Una iniziale regolamentazione del fenomeno si è avuta nel 2008 quando la Commissione ha istituito un primo registro in cui tali soggetti erano tenuti ad iscriversi. Con un accordo siglato il 23 giugno con il Parlamento europeo si è deciso di istituire un Registro comune alle due istituzioni europee nel quale confluiranno i dati di qualunque “organizzazione o professionista autonomo che operi per influenzare l’elaborazione e l’attuazione della politica dell’Unione europea”, siano essi lobbisti tradizionali, studi legali, ONG, think tank ecc. Le attività svolte a tal fine possono essere le più diverse: contatti con membri delle istituzioni o con funzionari delle stesse, predisposizione e diffusione di materiale informativo, organizzazione di eventi e incontri e così via.

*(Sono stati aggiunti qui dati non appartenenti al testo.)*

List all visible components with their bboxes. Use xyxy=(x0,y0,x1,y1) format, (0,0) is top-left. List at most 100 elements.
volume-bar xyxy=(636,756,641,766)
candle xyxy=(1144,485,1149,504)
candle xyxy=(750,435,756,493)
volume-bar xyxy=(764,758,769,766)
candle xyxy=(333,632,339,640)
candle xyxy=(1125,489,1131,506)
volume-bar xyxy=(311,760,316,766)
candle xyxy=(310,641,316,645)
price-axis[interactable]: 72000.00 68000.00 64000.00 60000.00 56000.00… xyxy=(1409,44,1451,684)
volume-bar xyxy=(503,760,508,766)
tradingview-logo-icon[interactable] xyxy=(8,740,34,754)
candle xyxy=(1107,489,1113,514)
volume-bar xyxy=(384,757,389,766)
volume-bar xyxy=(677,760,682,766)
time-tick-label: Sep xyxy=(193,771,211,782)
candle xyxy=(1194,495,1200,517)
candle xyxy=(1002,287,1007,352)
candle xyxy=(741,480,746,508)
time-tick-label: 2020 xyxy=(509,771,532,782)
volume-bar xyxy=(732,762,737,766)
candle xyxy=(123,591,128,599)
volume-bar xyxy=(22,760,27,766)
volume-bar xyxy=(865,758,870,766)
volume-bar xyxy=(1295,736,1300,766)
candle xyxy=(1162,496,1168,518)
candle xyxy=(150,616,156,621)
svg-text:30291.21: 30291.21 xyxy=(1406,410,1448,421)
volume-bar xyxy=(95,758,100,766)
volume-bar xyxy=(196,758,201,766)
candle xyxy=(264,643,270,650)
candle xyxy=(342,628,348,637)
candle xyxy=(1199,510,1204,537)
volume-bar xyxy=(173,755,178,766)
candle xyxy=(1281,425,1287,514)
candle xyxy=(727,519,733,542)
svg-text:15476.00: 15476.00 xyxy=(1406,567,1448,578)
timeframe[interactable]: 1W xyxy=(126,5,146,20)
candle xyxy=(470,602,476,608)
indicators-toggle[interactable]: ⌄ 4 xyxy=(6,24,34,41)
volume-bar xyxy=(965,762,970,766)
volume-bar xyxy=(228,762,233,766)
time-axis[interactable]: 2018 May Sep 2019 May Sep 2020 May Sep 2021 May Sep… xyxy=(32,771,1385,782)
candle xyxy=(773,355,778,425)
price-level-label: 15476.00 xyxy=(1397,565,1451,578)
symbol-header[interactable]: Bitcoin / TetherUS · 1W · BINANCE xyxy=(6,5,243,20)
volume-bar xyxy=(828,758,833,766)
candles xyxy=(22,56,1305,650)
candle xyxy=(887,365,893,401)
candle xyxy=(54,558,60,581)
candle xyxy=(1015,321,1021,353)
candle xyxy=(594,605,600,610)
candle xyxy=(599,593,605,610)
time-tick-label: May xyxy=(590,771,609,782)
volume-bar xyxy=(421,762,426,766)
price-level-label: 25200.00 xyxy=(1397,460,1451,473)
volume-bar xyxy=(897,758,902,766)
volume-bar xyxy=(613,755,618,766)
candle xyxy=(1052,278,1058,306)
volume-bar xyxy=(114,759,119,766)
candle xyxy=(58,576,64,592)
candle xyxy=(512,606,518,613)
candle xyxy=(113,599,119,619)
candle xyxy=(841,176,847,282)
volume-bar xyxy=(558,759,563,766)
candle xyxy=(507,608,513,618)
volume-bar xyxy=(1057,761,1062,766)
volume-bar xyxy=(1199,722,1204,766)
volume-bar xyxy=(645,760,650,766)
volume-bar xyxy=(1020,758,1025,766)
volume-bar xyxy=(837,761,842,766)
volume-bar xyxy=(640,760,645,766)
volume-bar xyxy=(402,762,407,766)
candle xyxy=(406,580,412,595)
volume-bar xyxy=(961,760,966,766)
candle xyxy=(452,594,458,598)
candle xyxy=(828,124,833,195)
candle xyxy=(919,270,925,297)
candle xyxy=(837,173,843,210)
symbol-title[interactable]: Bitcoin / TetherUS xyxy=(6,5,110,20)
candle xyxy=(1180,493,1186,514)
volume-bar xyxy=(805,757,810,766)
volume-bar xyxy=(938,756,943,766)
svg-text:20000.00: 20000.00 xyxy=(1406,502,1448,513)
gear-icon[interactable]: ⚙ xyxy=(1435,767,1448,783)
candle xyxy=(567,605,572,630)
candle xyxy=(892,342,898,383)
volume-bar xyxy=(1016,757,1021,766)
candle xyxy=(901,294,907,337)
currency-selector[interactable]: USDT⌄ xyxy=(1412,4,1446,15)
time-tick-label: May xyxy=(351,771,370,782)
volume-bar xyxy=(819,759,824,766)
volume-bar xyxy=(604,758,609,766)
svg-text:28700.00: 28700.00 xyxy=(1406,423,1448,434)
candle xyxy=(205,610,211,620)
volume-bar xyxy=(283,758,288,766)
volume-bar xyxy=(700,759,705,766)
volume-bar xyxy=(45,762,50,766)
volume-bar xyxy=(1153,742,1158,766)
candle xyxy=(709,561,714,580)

I soggetti iscritti a tale Registro avranno l’obbligo di fornire informazioni specifiche sulla loro struttura e sulla loro attività, ad esempio indicando il numero dei dipendenti che esercitano l’attività di lobbying, le principali proposte legislative che hanno sostenuto e gli importi dei finanziamenti dell’Unione che hanno ricevuto.

Con l’iscrizione scatta anche l’obbligo di rispettare uno specifico codice di condotta comune che impone, ad esempio, di fornire sempre la propria identità e quella della società per cui lavorano e di astenersi dall’ottenere informazioni in modo disonesto. Sono previsti anche meccanismi di denuncia di attività illecite e misure da applicare in caso di violazione del codice di condotta.